Primary links

WELCOME TO THE ARCHIVE (1994-2014) OF THE MAQUILA SOLIDARITY NETWORK. For current information on our ongoing work on the living wage, women's labour rights, freedom of association, corporate accountability and Bangladesh fire and safety, please visit our new website, launched in October, 2015: www.maquilasolidarity.org

Haiti’s showdown on union rights

November 16, 2011

The apparel industry was widely hailed in some circles as a vital economic opportunity for Haiti, particularly after the devastating earthquake which hit the country in January 2010. Although the creation of approximately 26,000 jobs in the country is certainly welcome, the full benefits of those jobs will only be felt if the workers have access to their legal rights, including the right to form unions and bargain collectively, and are paid a living wage. 

Approximately 90% of Haiti's exports to the USA are apparel, aided by targeted trade programs that provide duty-free access to US markets. Linked to those trade benefits, the International Labour Organization and International Finance Corporation launched the Better Work Haiti program in 2009, which monitors conditions in 29 Haitian factories and reports publicly on their compliance with international labour standards.

Unpaid wages

The Better Work program's latest public report, issued in October, indicates that compliance with those standards is still remote. Ninety-one percent of factories are not even paying Haiti's CAD$6.28/day minimum wage. Eighty-seven percent were not compliant with legal working hours. Only one apparel factory has a functioning union.

Union-busting

This lack of union representation was something a group of Haitian workers sought to change when they registered a new industry-wide labour union, Sendika Ouvriye Takstil ak Abiman (SOTA) with the Ministry of Social Affairs and Labour on September 16, 2011.

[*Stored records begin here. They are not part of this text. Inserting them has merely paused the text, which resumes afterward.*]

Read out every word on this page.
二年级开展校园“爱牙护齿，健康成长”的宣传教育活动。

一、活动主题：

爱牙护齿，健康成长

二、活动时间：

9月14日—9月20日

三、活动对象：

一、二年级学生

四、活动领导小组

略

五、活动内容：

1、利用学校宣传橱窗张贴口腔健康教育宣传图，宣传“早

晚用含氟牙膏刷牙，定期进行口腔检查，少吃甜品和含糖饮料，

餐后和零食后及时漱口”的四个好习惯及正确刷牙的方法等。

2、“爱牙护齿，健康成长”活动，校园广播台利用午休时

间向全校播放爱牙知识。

However, according to the union federation of which SOTA is affiliated, shortly after SOTA was registered six of the seven workers who serve on the executive committee were fired or forced to resign by the factories where they worked.

The Genesis factory, which produces almost exclusively for Canadian-owned Gildan Activewear, was the first to terminate members of SOTA's leadership: one worker was forced to resign on September 23, and three workers were dismissed on September 26. Another factory which produces for Hanesbrands, One World Apparel, dismissed the Secretary of SOTA on Septem­ber 26 after he spent time handing out SOTA flyers outside of the factory before his shift.

"The fact that nearly all of the union's executive committee members were fired within weeks of their emergence as union leaders, as well as the specific circumstances of the dismissals, strongly suggest that these firings were direct results of these workers' decision to exercise their rights to freedom of association," says Scott Nova of the Worker Rights Consortium (WRC).

Urging action

MSN, the WRC and more than twenty other organizations are calling on Gildan and Hanesbrands to ensure that the discharged union leaders are reinstated immediately, on a provisional basis, while an investigation into the layoffs is carried out. Better Work is currently conducting a fact-finding exercise in the factories involved.

"It's not acceptable that factory owners can fire workers for organizing to defend their rights," said Yannick Etienne of Batay Ouvriye, a Haitian workers' organization that works closely with SOTA, during a recent visit to Canada. "We hope people in Canada will support the sacked workers in their fight to be reinstated right now."

Twenty US and Haitian organizations have written to Gildan and Hanesbrands urging them to ensure respect for the rights of the workers who make their products. "Exer­cising their right to advocate for fair wages and safe and decent conditions of work is an important means by which the people of Haiti can improve their economic circumstances, overcome the poverty that has long plagued the nation, and secure a viable future," says the letter.